Posted by derek sedik at July 13. 2005

the hole for the micro was tricky, at least with mine. where everything lined up it was over one of those metal pins that hold my cabinet together. I ended up having to make a much smaller hole than what the directions recommended and moving it a bit off center of the micro cord. this gave me JUST enough space to get the cord through it and also miss the cabinet pin. get a hole saw for your cordless drill. your micro should have come with a large paper template to tape to the bottom of the cabinet that had the markings for your hole.

yes, all the handles have different mounting spacing with ikea, so there are no guides. I made myself a template out of thick cardboard like paper. I put holes in it for where the screws would be. I'd then measure in from the side and bottom the right amount, put a level on the top of the template, and mark the holes. this allowed me to be consistent. the first one you do will be your standard for measurements. one word of advice here. once you figure out where you want all your handles, hold them in place one at a time and make sure the cabinet doors operate without hitting anything! I didn't do this and had to replace a couple doors because it would hit the fridge, micro, etc. I was using the long aluminum ones.

I don't understand your issue with the legs at all. do you have them screwed out so far that they are barely dangling on the threads? I screwed all of mine tight and worked from there with the leveling. don't forget to back off the plastic jam nut (round black thing) to help lock them in place.

[quote:dstone001 format=text/plain]well, I'm getting there.
I've got most of my wall cabinets up. I need to make a cut out on one to open a space for the microwave outlet. Any suggestions on how to get the hole where the outlet is?

Also - There are not guides on the doors for where to drill holes for the handles. Do I just guess where they should go and try to get them all in the same space?

The legs on the base cabinets are flimsy and don't really stick in. Every time I move the cabinet to adjust the legs, they just fall out. [/quote]

Re: IKEA wall cabinet installation

Posted by david smith at July 13. 2005

With the legs -- the whole piece falls out of the holes on the bottom of the base cabinets -- they aren't very tight. It's a pain in the ass.

For the microwave, I not only have to make a hole on the bottom for the cord to come up, but cut out a hole in the back for the outlet. That's the tricky one, since I see zero change of my cutting it out in the right place.

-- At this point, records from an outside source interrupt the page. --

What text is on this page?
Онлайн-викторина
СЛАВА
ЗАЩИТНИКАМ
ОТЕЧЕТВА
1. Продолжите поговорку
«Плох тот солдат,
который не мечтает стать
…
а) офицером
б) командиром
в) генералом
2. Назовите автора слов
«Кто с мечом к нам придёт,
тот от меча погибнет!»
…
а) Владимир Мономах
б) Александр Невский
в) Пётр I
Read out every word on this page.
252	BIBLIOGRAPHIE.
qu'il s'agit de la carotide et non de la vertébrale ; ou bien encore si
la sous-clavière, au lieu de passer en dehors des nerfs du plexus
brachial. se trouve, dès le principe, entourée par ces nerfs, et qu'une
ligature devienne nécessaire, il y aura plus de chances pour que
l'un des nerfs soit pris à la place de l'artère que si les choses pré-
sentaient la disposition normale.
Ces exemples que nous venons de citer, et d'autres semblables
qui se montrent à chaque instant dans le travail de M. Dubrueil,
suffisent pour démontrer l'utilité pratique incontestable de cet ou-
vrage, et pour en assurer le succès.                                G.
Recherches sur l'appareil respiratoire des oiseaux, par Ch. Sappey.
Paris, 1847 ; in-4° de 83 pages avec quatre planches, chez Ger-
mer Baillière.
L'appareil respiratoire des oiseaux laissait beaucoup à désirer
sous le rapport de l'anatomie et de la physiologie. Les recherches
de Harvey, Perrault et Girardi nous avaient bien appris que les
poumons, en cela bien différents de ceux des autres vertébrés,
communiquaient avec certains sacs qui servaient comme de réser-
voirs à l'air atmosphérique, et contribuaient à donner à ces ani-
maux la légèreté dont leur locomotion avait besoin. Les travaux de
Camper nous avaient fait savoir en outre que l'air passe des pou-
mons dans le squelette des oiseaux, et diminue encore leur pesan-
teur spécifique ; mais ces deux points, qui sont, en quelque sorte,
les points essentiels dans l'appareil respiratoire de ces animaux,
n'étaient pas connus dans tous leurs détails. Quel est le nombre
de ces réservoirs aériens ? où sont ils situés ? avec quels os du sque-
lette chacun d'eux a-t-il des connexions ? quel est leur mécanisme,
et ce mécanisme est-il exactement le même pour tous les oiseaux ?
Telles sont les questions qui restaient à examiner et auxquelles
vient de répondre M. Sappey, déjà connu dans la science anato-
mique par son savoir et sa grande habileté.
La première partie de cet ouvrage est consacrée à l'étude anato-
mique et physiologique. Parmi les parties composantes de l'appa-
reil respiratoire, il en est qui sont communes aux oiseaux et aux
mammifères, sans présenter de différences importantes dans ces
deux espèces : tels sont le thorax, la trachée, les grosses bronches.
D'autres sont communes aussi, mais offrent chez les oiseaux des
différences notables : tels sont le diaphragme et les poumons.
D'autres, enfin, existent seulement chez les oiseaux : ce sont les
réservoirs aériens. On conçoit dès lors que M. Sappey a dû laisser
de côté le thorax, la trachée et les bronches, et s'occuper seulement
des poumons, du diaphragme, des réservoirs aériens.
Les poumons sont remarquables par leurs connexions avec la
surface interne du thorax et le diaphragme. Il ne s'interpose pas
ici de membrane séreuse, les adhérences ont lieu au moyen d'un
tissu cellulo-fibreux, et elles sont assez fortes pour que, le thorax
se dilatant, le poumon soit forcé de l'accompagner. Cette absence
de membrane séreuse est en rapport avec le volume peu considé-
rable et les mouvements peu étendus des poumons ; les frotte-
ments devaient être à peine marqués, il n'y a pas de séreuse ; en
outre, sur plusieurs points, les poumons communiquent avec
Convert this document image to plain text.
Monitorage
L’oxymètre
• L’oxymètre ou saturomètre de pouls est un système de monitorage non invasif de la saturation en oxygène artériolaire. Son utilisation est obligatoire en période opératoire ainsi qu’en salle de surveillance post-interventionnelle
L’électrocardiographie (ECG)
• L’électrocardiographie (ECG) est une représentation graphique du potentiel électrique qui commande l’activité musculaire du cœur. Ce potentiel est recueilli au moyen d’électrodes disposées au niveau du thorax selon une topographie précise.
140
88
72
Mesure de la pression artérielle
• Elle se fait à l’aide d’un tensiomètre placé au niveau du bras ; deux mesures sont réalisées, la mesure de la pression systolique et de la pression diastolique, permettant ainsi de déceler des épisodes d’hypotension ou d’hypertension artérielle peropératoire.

Re: IKEA wall cabinet installation

Posted by Adam Burke at July 13. 2005

Regarding your leg problem, I had the same problem. You just have get them in place and put the legs back on that have fallen off. you can kinda scoot the cabs so the legs don;t fall off as often...

Re: IKEA wall cabinet installation

Posted by derek sedik at July 13. 2005

really strange, I had no problems with loose or falling off legs.

yes, I had to cut the outlet hole too. that is much easier than the cord hole. the backing can be cut with a razor knife. just measure in from the edge to where the center of your outlet will be and punch a hole. from there, just keep on trimming away until you expose the whole outlet. your cover plate will make up for any slight mistakes you might make. like I mentioned though, be careful where you are cutting the hole for the cord!

[quote:dstone001 format=text/plain]With the legs -- the whole piece falls out of the holes on the bottom of the base cabinets -- they aren't very tight. It's a pain in the ass.

For the microwave, I not only have to make a hole on the bottom for the cord to come up, but cut out a hole in the back for the outlet. That's the tricky one, since I see zero change of my cutting it out in the right place.[/quote]

Re: IKEA wall cabinet installation

Posted by david smith at July 17. 2005

Base cabinet time: The pictures show that these should be fixed into the stud with bolt head screws (like the kind that were used to hang the wall cabinets). Yet none of the base cabinets came with these screws. Instead, they all came with regular pan-head (?) screws -- the type the pictures say not to use. ?????

Re: IKEA wall cabinet installation

Posted by david smith at July 18. 2005

Duh. As with the wall units, they do not include screws for attaching the base cabinets. Would it be so hard for them to write screws not included on the fricking bags?